Kamera; Güven
Sağlıklı olmak,taze ve dinç kalmak, ne güzel şey...
KÖPEĞİN HİKAYESİ
Bir kedi sıcak bir
yer, onu okşayan ve doyuran bir el bulunca mutludur. Doğanın sancılı
değişimlerinden daha da mutlu olmak için çağrıya kulak verir ve evrensel
döngünün dönüşümü için miyavlar durur.
Aynı şey, bir köpek
içinde geçerlidir. Onu seven, doyuran bir insana tüm ömrünü adar.
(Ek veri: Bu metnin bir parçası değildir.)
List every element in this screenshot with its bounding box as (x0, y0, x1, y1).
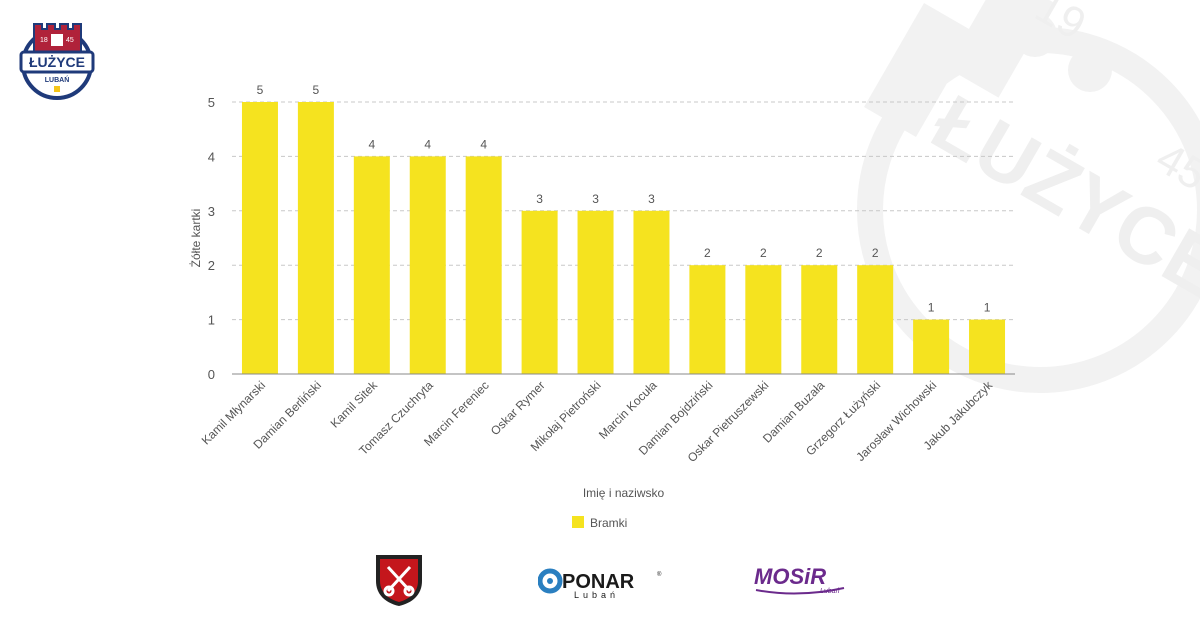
x-axis-title: Imię i naziwsko (583, 486, 665, 500)
city-coat-of-arms-logo (376, 555, 422, 606)
bar[interactable] (353, 156, 390, 374)
club-crest-watermark: ŁUŻYCE 19 45 (857, 0, 1200, 393)
bar-value-label: 3 (592, 192, 599, 206)
bar[interactable] (577, 210, 614, 374)
y-tick-label: 5 (208, 95, 215, 110)
y-axis-title: Żółte kartki (189, 209, 203, 268)
logo-club-city: LUBAŃ (45, 75, 70, 84)
bar[interactable] (689, 265, 726, 374)
bar-value-label: 5 (313, 83, 320, 97)
club-logo: 18 45 ŁUŻYCE LUBAŃ (19, 23, 95, 100)
bar[interactable] (969, 319, 1006, 374)
bar-value-label: 2 (704, 246, 711, 260)
bar[interactable] (913, 319, 950, 374)
legend-swatch-bramki (572, 516, 584, 528)
ponar-luban-logo: PONAR ® Lubań (538, 568, 662, 600)
mosir-luban-logo: MOSiR Lubań (754, 564, 845, 595)
bars (241, 102, 1006, 374)
bar-value-label: 2 (872, 246, 879, 260)
bar[interactable] (241, 102, 278, 374)
bar-value-label: 4 (480, 137, 487, 151)
mosir-name: MOSiR (754, 564, 826, 589)
y-tick-label: 3 (208, 204, 215, 219)
bar[interactable] (465, 156, 502, 374)
bar-value-label: 2 (816, 246, 823, 260)
bar-value-labels: 5 5 4 4 4 3 3 3 2 2 2 2 1 1 (257, 83, 991, 315)
bar[interactable] (857, 265, 894, 374)
ponar-registered-mark: ® (657, 571, 662, 578)
y-tick-label: 0 (208, 367, 215, 382)
x-category-label: Oskar Rymer (488, 378, 548, 438)
legend-label-bramki: Bramki (590, 516, 627, 530)
bar-value-label: 1 (928, 301, 935, 315)
y-tick-label: 4 (208, 149, 215, 164)
bar[interactable] (297, 102, 334, 374)
ponar-city: Lubań (574, 590, 619, 600)
bar-value-label: 1 (984, 301, 991, 315)
bar[interactable] (633, 210, 670, 374)
y-tick-label: 2 (208, 258, 215, 273)
ponar-name: PONAR (562, 571, 635, 593)
bar-value-label: 5 (257, 83, 264, 97)
y-axis-ticks: 0 1 2 3 4 5 (208, 95, 215, 382)
logo-club-name: ŁUŻYCE (29, 54, 85, 70)
x-category-label: Kamil Sitek (328, 378, 381, 431)
logo-year-left: 18 (40, 37, 48, 44)
bar[interactable] (801, 265, 838, 374)
bar-value-label: 2 (760, 246, 767, 260)
bar-value-label: 4 (368, 137, 375, 151)
legend[interactable]: Bramki (572, 516, 627, 530)
y-tick-label: 1 (208, 313, 215, 328)
bar-value-label: 3 (648, 192, 655, 206)
ponar-ring-icon (538, 568, 563, 594)
logo-year-right: 45 (66, 37, 74, 44)
mosir-city: Lubań (820, 588, 840, 595)
bar[interactable] (409, 156, 446, 374)
grid-lines (232, 101, 1015, 321)
bar[interactable] (521, 210, 558, 374)
keys-icon (51, 34, 63, 46)
bar-value-label: 3 (536, 192, 543, 206)
bar[interactable] (745, 265, 782, 374)
bar-value-label: 4 (424, 137, 431, 151)
crossed-keys-icon (383, 565, 415, 597)
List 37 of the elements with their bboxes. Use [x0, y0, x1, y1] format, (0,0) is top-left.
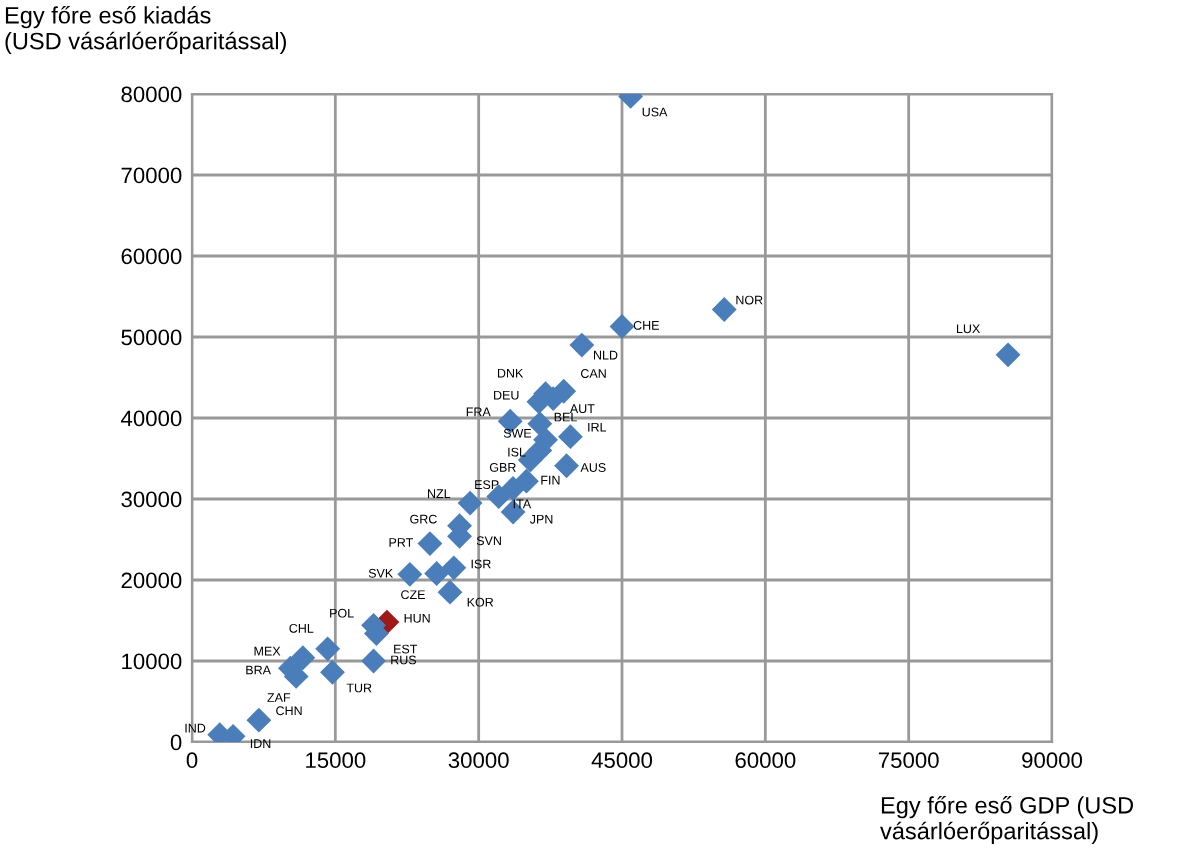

Ondan önce
yola düşer, ondan önce tehlikeyi sezer ve canı bahsine yüklendiği görevin, bir
parça ekmeğin ve saygının bedelini öder.
Uygarlığı
ilerlettikçe, sevdiğimiz bütün hayvanları kentlere, aynı bizlerin yaşadığı
yerlere; yani kafeslere, vitrinlere sıkıştırıp, aklımızca daha da uygar
davranmış olmanın onuruyla, pek de insanca çalım saçıyoruz.
Kediler, kuşlar
kafeslerde, köpekler zincirli tasmalı ellerde seviliyor, gezdiriliyor. Balıklar
çok yakınımızda, kuşlar da öyle, köpekler de… Bu canlıların şanslı olanları
var; yedikleri önünde, yemedikleri ardında. En ufak rahatsızlıklarında hayvan
doktoru ayaklarında şifa dokunuşlarıyla şımartır güzel hayvanımızı.
Büyük usta Doğan
Kuban insan vicdanı ve insanın bilgi ile evrene yapacağı o erdemli yolculuğu
taşımanın uyarısını son nefese kadar yapmaya devam ediyor;
“ Çayıra salınan at, eşek, koyun mutludur. Karnı tok, uyuyan
kedi mutludur. Uygarlıkla ilişkileri yok. Çiçeğe konan arı da mutlu olmalı!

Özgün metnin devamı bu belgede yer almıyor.